School of Engineering, RMIT University, Melbourne, Victoria 3001, Australia.
Department of Biochemistry and Molecular Biology, Monash University, Clayton, Victoria 3800, Australia.
J Phys Chem B. 2021 Mar 18;125(10):2533-2550. doi: 10.1021/acs.jpcb.0c11321. Epub 2021 Mar 3.
The novel RNA virus, severe acute respiratory syndrome coronavirus II (SARS-CoV-2), is currently the leading cause of mortality in 2020, having led to over 1.6 million deaths and infecting over 75 million people worldwide by December 2020. While vaccination has started and several clinical trials for a number of vaccines are currently underway, there is a pressing need for a cure for those already infected with the virus. Of particular interest in the design of anti-SARS-CoV-2 therapeutics is the human protein angiotensin converting enzyme II (ACE2) to which this virus adheres before entry into the host cell.

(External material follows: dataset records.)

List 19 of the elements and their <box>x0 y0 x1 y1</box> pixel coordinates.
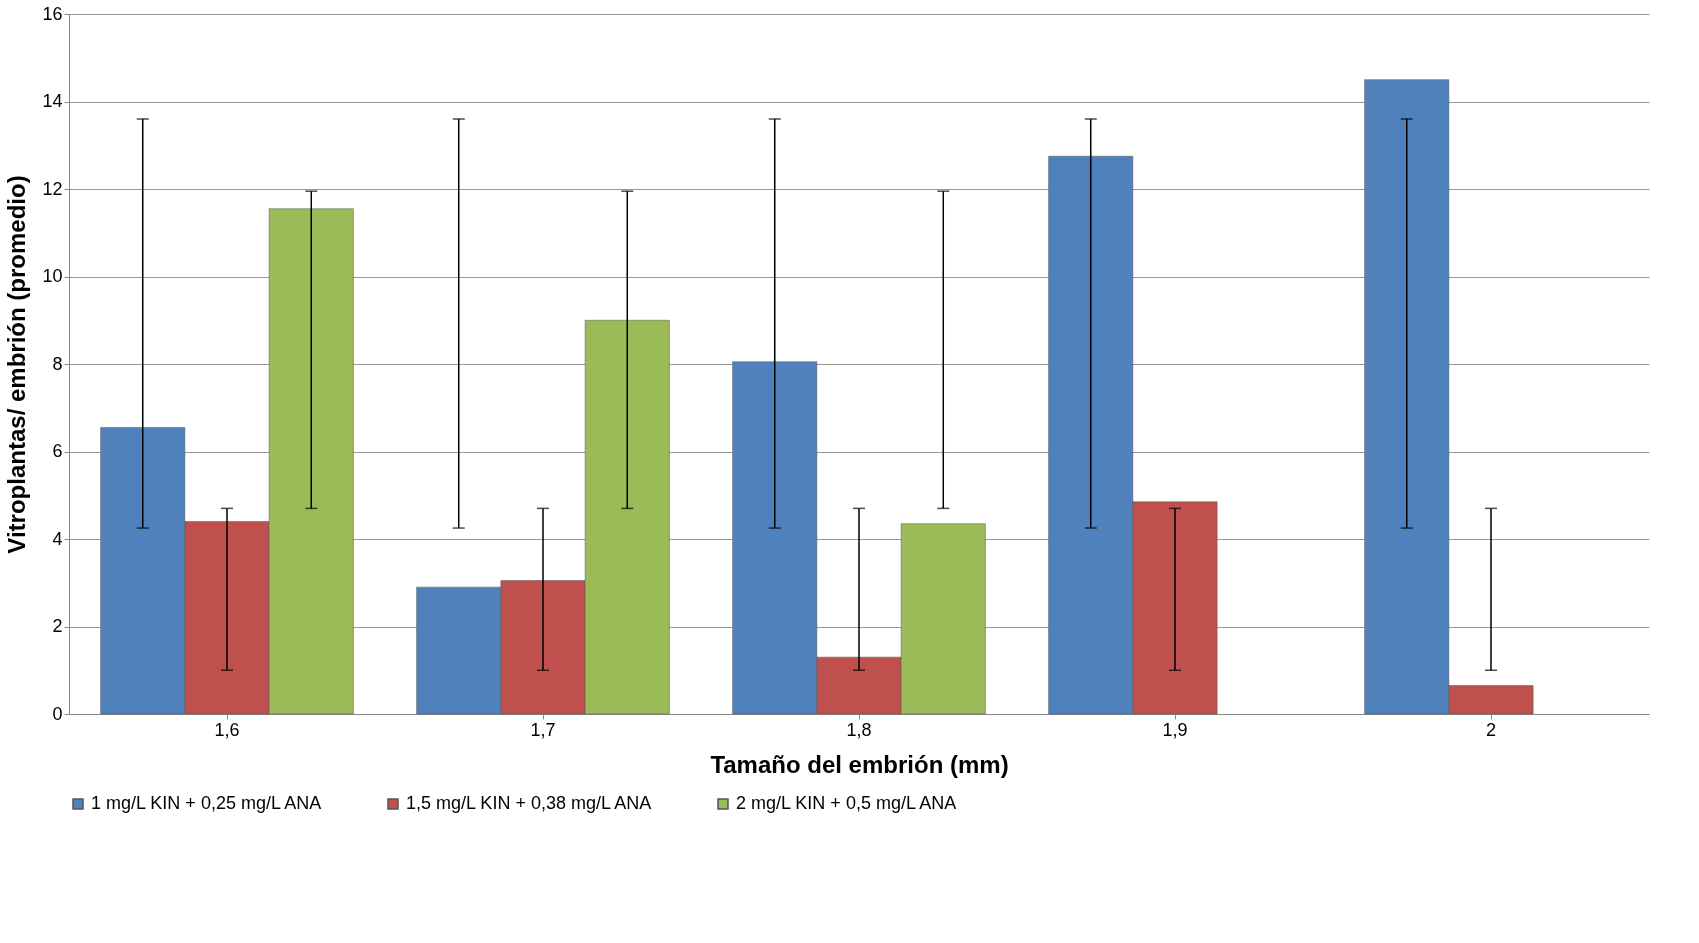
legend-label: 2 mg/L KIN + 0,5 mg/L ANA <box>736 793 957 813</box>
y-tick-label: 0 <box>52 703 63 724</box>
y-tick-label: 6 <box>52 441 63 461</box>
x-axis-title: Tamaño del embrión (mm) <box>710 750 1009 778</box>
y-tick-label: 8 <box>52 353 63 374</box>
x-tick-label: 1,8 <box>846 719 872 740</box>
y-axis-title: Vitroplantas/ embrión (promedio) <box>3 175 31 554</box>
y-tick-label: 2 <box>52 616 63 636</box>
y-tick-label: 12 <box>42 178 63 199</box>
y-tick-label: 10 <box>42 266 63 286</box>
x-tick-label: 1,9 <box>1162 719 1188 740</box>
x-tick-label: 1,6 <box>214 719 240 740</box>
y-tick-label: 4 <box>52 528 63 549</box>
x-tick-label: 1,7 <box>530 719 556 740</box>
legend-label: 1,5 mg/L KIN + 0,38 mg/L ANA <box>406 793 652 813</box>
x-tick-label: 2 <box>1485 719 1497 740</box>
y-tick-label: 16 <box>42 3 63 24</box>
legend-label: 1 mg/L KIN + 0,25 mg/L ANA <box>91 793 322 813</box>
y-tick-label: 14 <box>42 91 63 111</box>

The SARS-CoV-2 virion binds to cell-surface bound ACE2 via interactions of the spike protein (s-protein) on the viral surface with ACE2. In this paper, we use all-atom molecular dynamics simulations and binding enthalpy calculations to determine the effect that a bound ACE2 active site inhibitor (MLN-4760) would have on the binding affinity of SARS-CoV-2 s-protein with ACE2. Our analysis indicates that the binding enthalpy could be reduced for s-protein adherence to the active site inhibitor-bound ACE2 protein by as much as 1.48-fold as an upper limit. This weakening of binding strength was observed to be due to the destabilization of the interactions between ACE2 residues Glu-35, Glu-37, Tyr-83, Lys-353, and Arg-393 and the SARS-CoV-2 s-protein receptor binding domain (RBD). The conformational changes were shown to lead to weakening of ACE2 interactions with SARS-CoV-2 s-protein, therefore reducing s-protein binding strength. Further, we observed increased conformational lability of the N-terminal helix and a conformational shift of a significant portion of the ACE2 motifs involved in s-protein binding, which may affect the kinetics of the s-protein binding when the small molecule inhibitor is bound to the ACE2 active site. These observations suggest potential new ways for interfering with the SARS-CoV-2 adhesion by modulating ACE2 conformation through distal active site inhibitor binding.
新型 RNA 病毒,严重急性呼吸综合征冠状病毒 2 型(SARS-CoV-2),是目前 2020 年导致死亡率的主要原因,导致全球超过 160 万人死亡,超过 7500 万人感染。虽然疫苗接种已经开始,并且有多项针对多种疫苗的临床试验正在进行,但对于已经感染该病毒的人来说,迫切需要一种治疗方法。在设计抗 SARS-CoV-2 疗法时,特别感兴趣的是人类蛋白血管紧张素转换酶 II(ACE2),该病毒在进入宿主细胞之前与之结合。SARS-CoV-2 病毒粒子通过病毒表面的刺突蛋白(s 蛋白)与 ACE2 之间的相互作用与细胞表面结合的 ACE2 结合。在本文中,我们使用全原子分子动力学模拟和结合焓计算来确定结合 ACE2 活性位点抑制剂(MLN-4760)对 SARS-CoV-2 s 蛋白与 ACE2 结合亲和力的影响。我们的分析表明,s 蛋白与结合 ACE2 活性位点抑制剂的 ACE2 蛋白的结合焓可以降低多达 1.48 倍作为上限。观察到这种结合强度的减弱是由于 ACE2 残基 Glu-35、Glu-37、Tyr-83、Lys-353 和 Arg-393 与 SARS-CoV-2 s 蛋白受体结合域(RBD)之间的相互作用的不稳定。构象变化导致 ACE2 与 SARS-CoV-2 s 蛋白的相互作用减弱,因此降低了 s 蛋白的结合强度。此外,我们观察到 N 端螺旋的构象不稳定性增加,并且参与 s 蛋白结合的 ACE2 基序的大部分发生构象位移,这可能会影响小分子抑制剂与 ACE2 活性位点结合时 s 蛋白结合的动力学。这些观察结果表明,通过调节 ACE2 构象,通过远端活性位点抑制剂结合来干扰 SARS-CoV-2 粘附的潜在新方法。